(i) Maxwell’s Right Hand Thumb Rule:
The- direction of the magnetic field produced by a current-carrying conductor is given by Maxwell’s right hand thumb rule.
It states that if you holding the current-carrying conductor in your right hand such that the thumb points in direction of the current, then the direction in which the fingers encircle, gives the direction of magnetic lines. This rule is also called Maxwell’s Corkscrew Rule.
This rule can also be stated as if we consider ourselves driving a corkscrew in the direction of the current, then the direction in which we rotate the screw is the direction of the magnetic field.
(ii) Fleming’s Left Hand Rule:
The direction of force which acts on the current-carrying conductor placed in a magnetic field is given by Fleming’s left hand rule.
It states that if the forefinger, thumb and middle finger of left hand are stretched mutually perpendicular and the forefinger points along the direction of external magnetic field, middle finger indicates the direction of current, then thumb points along the direction of force acting on the conductor.
(iii) Fleming’s Right Hand Rule:
The direction of induced current in a straight conductor is given by Fleming’s right hand rule.

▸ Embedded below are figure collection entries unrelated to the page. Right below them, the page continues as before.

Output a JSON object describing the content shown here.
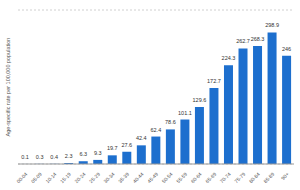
{
  "chart_data": {
    "type": "bar",
    "y_label": "Age-specific rate per 100,000 population",
    "categories": [
      "00-04",
      "05-09",
      "10-14",
      "15-19",
      "20-24",
      "25-29",
      "30-34",
      "35-39",
      "40-44",
      "45-49",
      "50-54",
      "55-59",
      "60-64",
      "65-69",
      "70-74",
      "75-79",
      "80-84",
      "85-89",
      "90+"
    ],
    "values": [
      0.1,
      0.3,
      0.4,
      2.3,
      6.3,
      9.3,
      19.7,
      27.6,
      42.4,
      62.4,
      78.6,
      101.1,
      129.6,
      172.7,
      224.3,
      262.7,
      268.3,
      298.9,
      246
    ],
    "color": "#1d6fce",
    "ylim": [
      0,
      350
    ],
    "yticks": [
      0,
      50,
      100,
      150,
      200,
      250,
      300,
      350
    ],
    "grid": true,
    "data_labels": true,
    "tick_labels": "x"
  }
}
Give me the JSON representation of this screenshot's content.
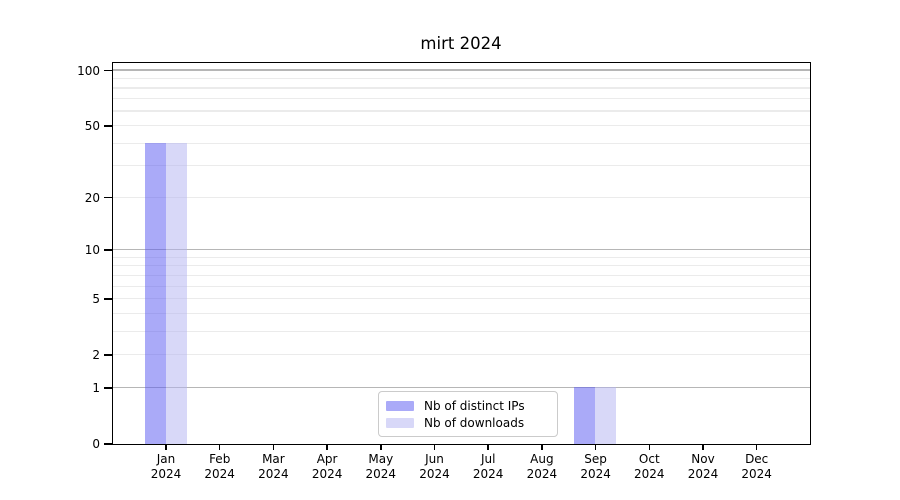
{
  "chart_data": {
    "type": "bar",
    "title": "mirt 2024",
    "categories": [
      "Jan",
      "Feb",
      "Mar",
      "Apr",
      "May",
      "Jun",
      "Jul",
      "Aug",
      "Sep",
      "Oct",
      "Nov",
      "Dec"
    ],
    "x_tick_year": "2024",
    "series": [
      {
        "name": "Nb of distinct IPs",
        "color": "#aaaaf8",
        "fill_rgba": "rgba(85,85,241,0.5)",
        "values": [
          40,
          0,
          0,
          0,
          0,
          0,
          0,
          0,
          1,
          0,
          0,
          0
        ]
      },
      {
        "name": "Nb of downloads",
        "color": "#d8d8f8",
        "fill_rgba": "rgba(177,177,241,0.5)",
        "values": [
          40,
          0,
          0,
          0,
          0,
          0,
          0,
          0,
          1,
          0,
          0,
          0
        ]
      }
    ],
    "y_scale": "log10(value+1)",
    "ylim_top_value": 110,
    "y_ticks": [
      {
        "label": "100",
        "value": 100
      },
      {
        "label": "50",
        "value": 50
      },
      {
        "label": "20",
        "value": 20
      },
      {
        "label": "10",
        "value": 10
      },
      {
        "label": "5",
        "value": 5
      },
      {
        "label": "2",
        "value": 2
      },
      {
        "label": "1",
        "value": 1
      },
      {
        "label": "0",
        "value": 0
      }
    ],
    "y_major_gridlines": [
      1,
      10,
      100
    ],
    "y_minor_gridlines": [
      2,
      3,
      4,
      5,
      6,
      7,
      8,
      9,
      20,
      30,
      40,
      50,
      60,
      70,
      80,
      90
    ],
    "grid": "on",
    "legend": {
      "position": "lower-center",
      "entries": [
        "Nb of distinct IPs",
        "Nb of downloads"
      ]
    }
  },
  "colors": {
    "background": "#ffffff",
    "axis": "#000000",
    "grid_minor": "#ebebeb",
    "grid_major": "#b6b6b6",
    "legend_border": "#cbcbcb",
    "text": "#000000"
  }
}
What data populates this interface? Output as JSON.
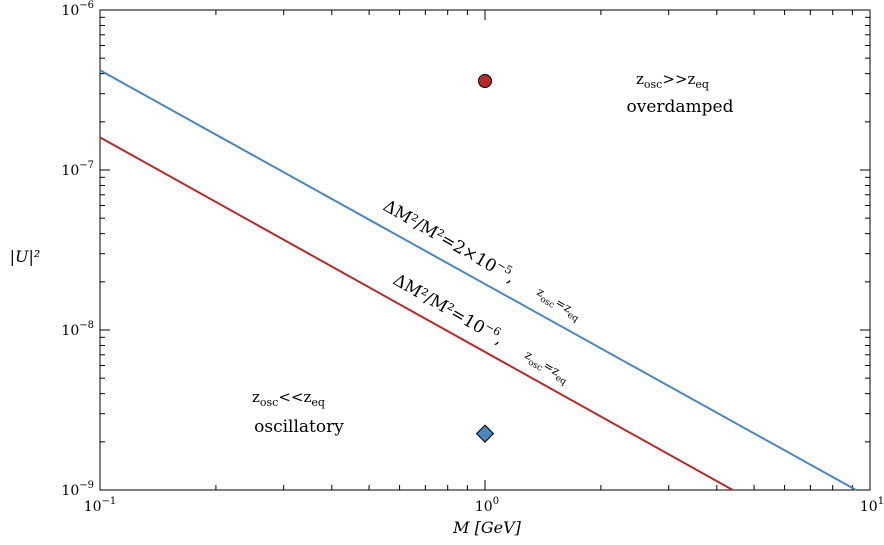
{
  "chart_data": {
    "type": "line",
    "xscale": "log",
    "yscale": "log",
    "xlim": [
      0.1,
      10
    ],
    "ylim": [
      1e-09,
      1e-06
    ],
    "xlabel": "M [GeV]",
    "ylabel": "|U|²",
    "x_tick_labels": [
      {
        "base": "10",
        "exp": "−1",
        "value": 0.1
      },
      {
        "base": "10",
        "exp": "0",
        "value": 1
      },
      {
        "base": "10",
        "exp": "1",
        "value": 10
      }
    ],
    "y_tick_labels": [
      {
        "base": "10",
        "exp": "−9",
        "value": 1e-09
      },
      {
        "base": "10",
        "exp": "−8",
        "value": 1e-08
      },
      {
        "base": "10",
        "exp": "−7",
        "value": 1e-07
      },
      {
        "base": "10",
        "exp": "−6",
        "value": 1e-06
      }
    ],
    "series": [
      {
        "color": "#4a86bf",
        "x": [
          0.1,
          9.2
        ],
        "y": [
          4.2e-07,
          1e-09
        ],
        "label_parts": {
          "main": "ΔM²/M²=2×10",
          "exp": "−5",
          "cond": "z",
          "sub1": "osc",
          "eq": "=z",
          "sub2": "eq"
        }
      },
      {
        "color": "#b52a2a",
        "x": [
          0.1,
          4.4
        ],
        "y": [
          1.6e-07,
          1e-09
        ],
        "label_parts": {
          "main": "ΔM²/M²=10",
          "exp": "−6",
          "cond": "z",
          "sub1": "osc",
          "eq": "=z",
          "sub2": "eq"
        }
      }
    ],
    "points": [
      {
        "x": 1.0,
        "y": 3.6e-07,
        "marker": "circle",
        "color": "#b52a2a"
      },
      {
        "x": 1.0,
        "y": 2.25e-09,
        "marker": "diamond",
        "color": "#4a86bf"
      }
    ],
    "regions": {
      "upper": {
        "z": "z",
        "sub1": "osc",
        "rel": ">>z",
        "sub2": "eq",
        "name": "overdamped"
      },
      "lower": {
        "z": "z",
        "sub1": "osc",
        "rel": "<<z",
        "sub2": "eq",
        "name": "oscillatory"
      }
    },
    "grid": false,
    "legend": "none"
  }
}
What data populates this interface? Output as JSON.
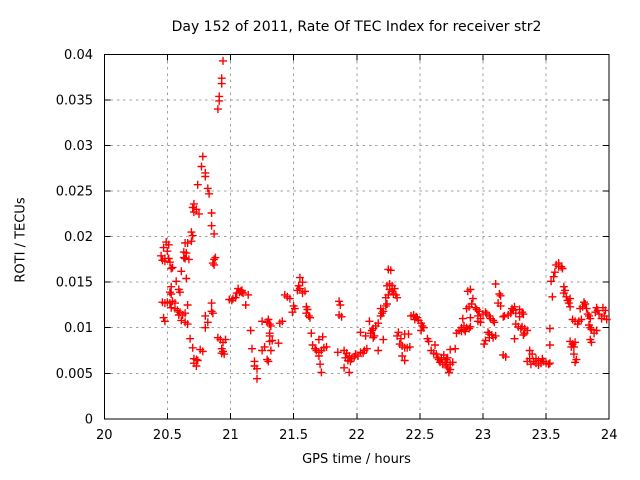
{
  "chart_data": {
    "type": "scatter",
    "title": "Day 152 of 2011, Rate Of TEC Index for receiver str2",
    "xlabel": "GPS time / hours",
    "ylabel": "ROTI / TECUs",
    "xlim": [
      20,
      24
    ],
    "ylim": [
      0,
      0.04
    ],
    "x_ticks": [
      "20",
      "20.5",
      "21",
      "21.5",
      "22",
      "22.5",
      "23",
      "23.5",
      "24"
    ],
    "y_ticks": [
      "0",
      "0.005",
      "0.01",
      "0.015",
      "0.02",
      "0.025",
      "0.03",
      "0.035",
      "0.04"
    ],
    "grid": true,
    "legend": false,
    "marker": "plus",
    "colors": {
      "points": "#ff0000",
      "grid": "#a0a0a0",
      "axis": "#000000",
      "background": "#ffffff"
    },
    "points": [
      [
        20.45,
        0.0179
      ],
      [
        20.46,
        0.0174
      ],
      [
        20.46,
        0.0128
      ],
      [
        20.47,
        0.0188
      ],
      [
        20.47,
        0.0111
      ],
      [
        20.48,
        0.0176
      ],
      [
        20.48,
        0.0173
      ],
      [
        20.48,
        0.0127
      ],
      [
        20.48,
        0.0107
      ],
      [
        20.49,
        0.0194
      ],
      [
        20.5,
        0.0184
      ],
      [
        20.5,
        0.0128
      ],
      [
        20.51,
        0.0191
      ],
      [
        20.51,
        0.0176
      ],
      [
        20.52,
        0.0172
      ],
      [
        20.52,
        0.0139
      ],
      [
        20.52,
        0.0127
      ],
      [
        20.53,
        0.0165
      ],
      [
        20.53,
        0.0145
      ],
      [
        20.53,
        0.0137
      ],
      [
        20.53,
        0.0122
      ],
      [
        20.54,
        0.0166
      ],
      [
        20.54,
        0.0129
      ],
      [
        20.56,
        0.0127
      ],
      [
        20.56,
        0.0121
      ],
      [
        20.57,
        0.0151
      ],
      [
        20.58,
        0.0119
      ],
      [
        20.59,
        0.0142
      ],
      [
        20.59,
        0.0114
      ],
      [
        20.6,
        0.0139
      ],
      [
        20.6,
        0.0117
      ],
      [
        20.61,
        0.0162
      ],
      [
        20.61,
        0.0108
      ],
      [
        20.62,
        0.0114
      ],
      [
        20.63,
        0.0183
      ],
      [
        20.63,
        0.0177
      ],
      [
        20.64,
        0.0193
      ],
      [
        20.64,
        0.0176
      ],
      [
        20.64,
        0.0116
      ],
      [
        20.64,
        0.0106
      ],
      [
        20.65,
        0.0182
      ],
      [
        20.65,
        0.0154
      ],
      [
        20.66,
        0.0193
      ],
      [
        20.66,
        0.0125
      ],
      [
        20.66,
        0.0104
      ],
      [
        20.67,
        0.0175
      ],
      [
        20.68,
        0.0088
      ],
      [
        20.69,
        0.0205
      ],
      [
        20.69,
        0.0195
      ],
      [
        20.7,
        0.0232
      ],
      [
        20.7,
        0.0201
      ],
      [
        20.7,
        0.0078
      ],
      [
        20.71,
        0.0236
      ],
      [
        20.71,
        0.0227
      ],
      [
        20.71,
        0.0066
      ],
      [
        20.71,
        0.0061
      ],
      [
        20.73,
        0.023
      ],
      [
        20.73,
        0.0065
      ],
      [
        20.73,
        0.0058
      ],
      [
        20.74,
        0.0257
      ],
      [
        20.74,
        0.0064
      ],
      [
        20.75,
        0.0225
      ],
      [
        20.76,
        0.0076
      ],
      [
        20.77,
        0.0277
      ],
      [
        20.78,
        0.0288
      ],
      [
        20.78,
        0.0074
      ],
      [
        20.8,
        0.027
      ],
      [
        20.8,
        0.0266
      ],
      [
        20.8,
        0.0113
      ],
      [
        20.8,
        0.01
      ],
      [
        20.82,
        0.0253
      ],
      [
        20.82,
        0.0106
      ],
      [
        20.83,
        0.0247
      ],
      [
        20.85,
        0.0226
      ],
      [
        20.85,
        0.0212
      ],
      [
        20.85,
        0.0127
      ],
      [
        20.85,
        0.0118
      ],
      [
        20.86,
        0.0171
      ],
      [
        20.86,
        0.0116
      ],
      [
        20.87,
        0.0203
      ],
      [
        20.87,
        0.0175
      ],
      [
        20.87,
        0.0169
      ],
      [
        20.88,
        0.0177
      ],
      [
        20.9,
        0.034
      ],
      [
        20.9,
        0.0089
      ],
      [
        20.91,
        0.0354
      ],
      [
        20.91,
        0.0349
      ],
      [
        20.92,
        0.0087
      ],
      [
        20.93,
        0.0374
      ],
      [
        20.93,
        0.0368
      ],
      [
        20.93,
        0.0077
      ],
      [
        20.93,
        0.0072
      ],
      [
        20.94,
        0.0393
      ],
      [
        20.94,
        0.0084
      ],
      [
        20.94,
        0.0074
      ],
      [
        20.95,
        0.0071
      ],
      [
        20.96,
        0.0087
      ],
      [
        20.99,
        0.0131
      ],
      [
        21.01,
        0.013
      ],
      [
        21.02,
        0.0132
      ],
      [
        21.04,
        0.0133
      ],
      [
        21.05,
        0.0138
      ],
      [
        21.06,
        0.0143
      ],
      [
        21.07,
        0.0139
      ],
      [
        21.08,
        0.014
      ],
      [
        21.09,
        0.0141
      ],
      [
        21.09,
        0.0139
      ],
      [
        21.1,
        0.0138
      ],
      [
        21.12,
        0.0125
      ],
      [
        21.14,
        0.0136
      ],
      [
        21.16,
        0.0097
      ],
      [
        21.17,
        0.0077
      ],
      [
        21.19,
        0.0063
      ],
      [
        21.19,
        0.0058
      ],
      [
        21.21,
        0.0055
      ],
      [
        21.21,
        0.0044
      ],
      [
        21.25,
        0.0107
      ],
      [
        21.25,
        0.0075
      ],
      [
        21.27,
        0.0079
      ],
      [
        21.29,
        0.0106
      ],
      [
        21.29,
        0.0065
      ],
      [
        21.3,
        0.0109
      ],
      [
        21.3,
        0.0063
      ],
      [
        21.31,
        0.0104
      ],
      [
        21.31,
        0.0094
      ],
      [
        21.31,
        0.0091
      ],
      [
        21.31,
        0.0085
      ],
      [
        21.32,
        0.0102
      ],
      [
        21.32,
        0.0075
      ],
      [
        21.33,
        0.0086
      ],
      [
        21.38,
        0.0083
      ],
      [
        21.39,
        0.0105
      ],
      [
        21.41,
        0.0107
      ],
      [
        21.43,
        0.0136
      ],
      [
        21.45,
        0.0134
      ],
      [
        21.47,
        0.0132
      ],
      [
        21.49,
        0.0117
      ],
      [
        21.5,
        0.0124
      ],
      [
        21.51,
        0.0121
      ],
      [
        21.53,
        0.0141
      ],
      [
        21.54,
        0.0146
      ],
      [
        21.55,
        0.0155
      ],
      [
        21.55,
        0.0143
      ],
      [
        21.57,
        0.015
      ],
      [
        21.57,
        0.0138
      ],
      [
        21.59,
        0.014
      ],
      [
        21.6,
        0.0123
      ],
      [
        21.6,
        0.0116
      ],
      [
        21.61,
        0.012
      ],
      [
        21.62,
        0.0113
      ],
      [
        21.63,
        0.0111
      ],
      [
        21.64,
        0.0094
      ],
      [
        21.65,
        0.0081
      ],
      [
        21.67,
        0.0077
      ],
      [
        21.68,
        0.0075
      ],
      [
        21.7,
        0.0087
      ],
      [
        21.7,
        0.0073
      ],
      [
        21.7,
        0.0069
      ],
      [
        21.71,
        0.006
      ],
      [
        21.72,
        0.0075
      ],
      [
        21.72,
        0.0051
      ],
      [
        21.73,
        0.009
      ],
      [
        21.74,
        0.0078
      ],
      [
        21.76,
        0.0079
      ],
      [
        21.85,
        0.0073
      ],
      [
        21.86,
        0.0129
      ],
      [
        21.86,
        0.0114
      ],
      [
        21.87,
        0.0125
      ],
      [
        21.88,
        0.0112
      ],
      [
        21.9,
        0.0075
      ],
      [
        21.9,
        0.0056
      ],
      [
        21.91,
        0.0067
      ],
      [
        21.92,
        0.0072
      ],
      [
        21.93,
        0.0064
      ],
      [
        21.94,
        0.0069
      ],
      [
        21.94,
        0.0051
      ],
      [
        21.95,
        0.0063
      ],
      [
        21.96,
        0.0066
      ],
      [
        21.98,
        0.0068
      ],
      [
        21.99,
        0.0071
      ],
      [
        22.01,
        0.0069
      ],
      [
        22.03,
        0.0095
      ],
      [
        22.03,
        0.0073
      ],
      [
        22.05,
        0.0072
      ],
      [
        22.06,
        0.0075
      ],
      [
        22.07,
        0.0091
      ],
      [
        22.08,
        0.0077
      ],
      [
        22.1,
        0.0107
      ],
      [
        22.11,
        0.0094
      ],
      [
        22.12,
        0.0097
      ],
      [
        22.13,
        0.0099
      ],
      [
        22.13,
        0.0089
      ],
      [
        22.14,
        0.0091
      ],
      [
        22.15,
        0.0102
      ],
      [
        22.17,
        0.0105
      ],
      [
        22.17,
        0.0075
      ],
      [
        22.19,
        0.0121
      ],
      [
        22.19,
        0.0113
      ],
      [
        22.2,
        0.0116
      ],
      [
        22.21,
        0.0118
      ],
      [
        22.21,
        0.0087
      ],
      [
        22.23,
        0.0133
      ],
      [
        22.23,
        0.0124
      ],
      [
        22.24,
        0.0146
      ],
      [
        22.24,
        0.0126
      ],
      [
        22.25,
        0.0164
      ],
      [
        22.25,
        0.0136
      ],
      [
        22.26,
        0.0148
      ],
      [
        22.26,
        0.0142
      ],
      [
        22.27,
        0.0163
      ],
      [
        22.28,
        0.0146
      ],
      [
        22.28,
        0.014
      ],
      [
        22.29,
        0.0137
      ],
      [
        22.3,
        0.0143
      ],
      [
        22.31,
        0.0136
      ],
      [
        22.32,
        0.0133
      ],
      [
        22.32,
        0.0091
      ],
      [
        22.33,
        0.0095
      ],
      [
        22.34,
        0.0082
      ],
      [
        22.35,
        0.0088
      ],
      [
        22.36,
        0.008
      ],
      [
        22.36,
        0.0069
      ],
      [
        22.38,
        0.0093
      ],
      [
        22.38,
        0.0078
      ],
      [
        22.38,
        0.0064
      ],
      [
        22.4,
        0.0078
      ],
      [
        22.41,
        0.0093
      ],
      [
        22.42,
        0.0079
      ],
      [
        22.43,
        0.0113
      ],
      [
        22.45,
        0.0114
      ],
      [
        22.46,
        0.0109
      ],
      [
        22.47,
        0.0112
      ],
      [
        22.48,
        0.0111
      ],
      [
        22.49,
        0.0108
      ],
      [
        22.51,
        0.0105
      ],
      [
        22.51,
        0.0097
      ],
      [
        22.52,
        0.0102
      ],
      [
        22.53,
        0.01
      ],
      [
        22.56,
        0.0088
      ],
      [
        22.57,
        0.0085
      ],
      [
        22.59,
        0.0075
      ],
      [
        22.61,
        0.0072
      ],
      [
        22.62,
        0.0081
      ],
      [
        22.63,
        0.0071
      ],
      [
        22.64,
        0.0067
      ],
      [
        22.65,
        0.0065
      ],
      [
        22.66,
        0.0062
      ],
      [
        22.67,
        0.0067
      ],
      [
        22.68,
        0.006
      ],
      [
        22.69,
        0.007
      ],
      [
        22.7,
        0.0062
      ],
      [
        22.71,
        0.0065
      ],
      [
        22.71,
        0.0058
      ],
      [
        22.72,
        0.0067
      ],
      [
        22.72,
        0.0056
      ],
      [
        22.73,
        0.0051
      ],
      [
        22.74,
        0.0076
      ],
      [
        22.74,
        0.006
      ],
      [
        22.74,
        0.0054
      ],
      [
        22.76,
        0.0062
      ],
      [
        22.78,
        0.0077
      ],
      [
        22.79,
        0.0094
      ],
      [
        22.81,
        0.0097
      ],
      [
        22.83,
        0.01
      ],
      [
        22.83,
        0.0096
      ],
      [
        22.84,
        0.011
      ],
      [
        22.85,
        0.0102
      ],
      [
        22.85,
        0.0098
      ],
      [
        22.86,
        0.0096
      ],
      [
        22.87,
        0.0121
      ],
      [
        22.87,
        0.01
      ],
      [
        22.88,
        0.014
      ],
      [
        22.89,
        0.0123
      ],
      [
        22.89,
        0.0099
      ],
      [
        22.9,
        0.0142
      ],
      [
        22.9,
        0.0111
      ],
      [
        22.9,
        0.0101
      ],
      [
        22.91,
        0.0126
      ],
      [
        22.92,
        0.0132
      ],
      [
        22.94,
        0.0122
      ],
      [
        22.95,
        0.012
      ],
      [
        22.96,
        0.0113
      ],
      [
        22.96,
        0.0107
      ],
      [
        22.97,
        0.0118
      ],
      [
        22.98,
        0.011
      ],
      [
        22.98,
        0.0106
      ],
      [
        23.0,
        0.0115
      ],
      [
        23.01,
        0.0082
      ],
      [
        23.02,
        0.0117
      ],
      [
        23.02,
        0.0086
      ],
      [
        23.03,
        0.0115
      ],
      [
        23.04,
        0.0095
      ],
      [
        23.05,
        0.0113
      ],
      [
        23.05,
        0.0093
      ],
      [
        23.05,
        0.0089
      ],
      [
        23.06,
        0.011
      ],
      [
        23.07,
        0.0092
      ],
      [
        23.08,
        0.0108
      ],
      [
        23.08,
        0.0089
      ],
      [
        23.09,
        0.0106
      ],
      [
        23.1,
        0.0148
      ],
      [
        23.1,
        0.0091
      ],
      [
        23.12,
        0.0127
      ],
      [
        23.13,
        0.0137
      ],
      [
        23.14,
        0.0135
      ],
      [
        23.14,
        0.0124
      ],
      [
        23.16,
        0.0112
      ],
      [
        23.16,
        0.007
      ],
      [
        23.17,
        0.0113
      ],
      [
        23.18,
        0.0068
      ],
      [
        23.2,
        0.0114
      ],
      [
        23.22,
        0.0116
      ],
      [
        23.23,
        0.0121
      ],
      [
        23.24,
        0.0119
      ],
      [
        23.25,
        0.0123
      ],
      [
        23.25,
        0.0088
      ],
      [
        23.26,
        0.0116
      ],
      [
        23.26,
        0.0104
      ],
      [
        23.28,
        0.0101
      ],
      [
        23.29,
        0.012
      ],
      [
        23.29,
        0.0112
      ],
      [
        23.3,
        0.0099
      ],
      [
        23.31,
        0.0117
      ],
      [
        23.31,
        0.0101
      ],
      [
        23.32,
        0.0115
      ],
      [
        23.32,
        0.0092
      ],
      [
        23.33,
        0.0099
      ],
      [
        23.33,
        0.0094
      ],
      [
        23.35,
        0.0097
      ],
      [
        23.35,
        0.0063
      ],
      [
        23.37,
        0.0075
      ],
      [
        23.37,
        0.0066
      ],
      [
        23.38,
        0.006
      ],
      [
        23.39,
        0.0071
      ],
      [
        23.4,
        0.0063
      ],
      [
        23.42,
        0.0066
      ],
      [
        23.42,
        0.0061
      ],
      [
        23.44,
        0.0064
      ],
      [
        23.44,
        0.0059
      ],
      [
        23.46,
        0.0061
      ],
      [
        23.47,
        0.0066
      ],
      [
        23.48,
        0.0063
      ],
      [
        23.5,
        0.0061
      ],
      [
        23.52,
        0.006
      ],
      [
        23.53,
        0.0099
      ],
      [
        23.53,
        0.0081
      ],
      [
        23.53,
        0.0061
      ],
      [
        23.54,
        0.0151
      ],
      [
        23.55,
        0.0134
      ],
      [
        23.56,
        0.0156
      ],
      [
        23.57,
        0.0161
      ],
      [
        23.58,
        0.0169
      ],
      [
        23.6,
        0.0171
      ],
      [
        23.6,
        0.0167
      ],
      [
        23.62,
        0.0167
      ],
      [
        23.63,
        0.0165
      ],
      [
        23.64,
        0.0145
      ],
      [
        23.64,
        0.0138
      ],
      [
        23.65,
        0.0141
      ],
      [
        23.66,
        0.0134
      ],
      [
        23.67,
        0.013
      ],
      [
        23.68,
        0.0127
      ],
      [
        23.69,
        0.0132
      ],
      [
        23.69,
        0.0123
      ],
      [
        23.69,
        0.0085
      ],
      [
        23.7,
        0.0079
      ],
      [
        23.71,
        0.0109
      ],
      [
        23.71,
        0.0082
      ],
      [
        23.72,
        0.0079
      ],
      [
        23.72,
        0.0071
      ],
      [
        23.73,
        0.0107
      ],
      [
        23.73,
        0.0084
      ],
      [
        23.73,
        0.0062
      ],
      [
        23.74,
        0.0065
      ],
      [
        23.75,
        0.0104
      ],
      [
        23.76,
        0.0107
      ],
      [
        23.77,
        0.0121
      ],
      [
        23.78,
        0.0109
      ],
      [
        23.79,
        0.0123
      ],
      [
        23.8,
        0.0128
      ],
      [
        23.81,
        0.0126
      ],
      [
        23.82,
        0.0121
      ],
      [
        23.83,
        0.0115
      ],
      [
        23.84,
        0.0113
      ],
      [
        23.84,
        0.0103
      ],
      [
        23.85,
        0.011
      ],
      [
        23.85,
        0.01
      ],
      [
        23.85,
        0.0087
      ],
      [
        23.86,
        0.0098
      ],
      [
        23.86,
        0.0084
      ],
      [
        23.88,
        0.0094
      ],
      [
        23.89,
        0.0117
      ],
      [
        23.9,
        0.0122
      ],
      [
        23.9,
        0.0097
      ],
      [
        23.91,
        0.0119
      ],
      [
        23.92,
        0.0115
      ],
      [
        23.94,
        0.011
      ],
      [
        23.95,
        0.0122
      ],
      [
        23.96,
        0.0113
      ],
      [
        23.97,
        0.0119
      ],
      [
        23.98,
        0.0109
      ]
    ]
  }
}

It states that if we stretch the thumb, forefinger and the middle finger of right hand at right angles to one another in such a way that the forefinger points in the direction of magnetic field.
Then, thumb gives the direction of motion of conductor (force), forefinger indicates direction of magnetic field and the middle finger points the direction of induced current.
A fuse is nothing more than a short length of wire designed to melt and separate in the event of excessive current. Fuses are always connected in series with the component(s) to be protected from over current, so that when the fuse blows (opens) it will open the entire circuit and stop current through the component(s). A fuse connected in one branch of a parallel circuit, of course, would not affect current through any of the other branches.
The main role of fuse used in series with any electrical appliance limits the current through the appliance. It protects the appliance due to short-circuiting or over / loading as when current exceeds the limit for which the fuse is rated, it blows off and the appliance is disconnected from the electric supply, When a fuse with defined rating for a particular appliance is replaced by one with larger rating, it does not blow off and the appliance is damaged due to larger current passing through it.
The fuse is rated for a certain maximum current and blows off when a current more than the rated value flows through it.
If a fuse is replaced by one with larger ratings, the appliances may get damaged while the protecting fuse does not burn off. This practice of using fuse of improper rating should always be avoided.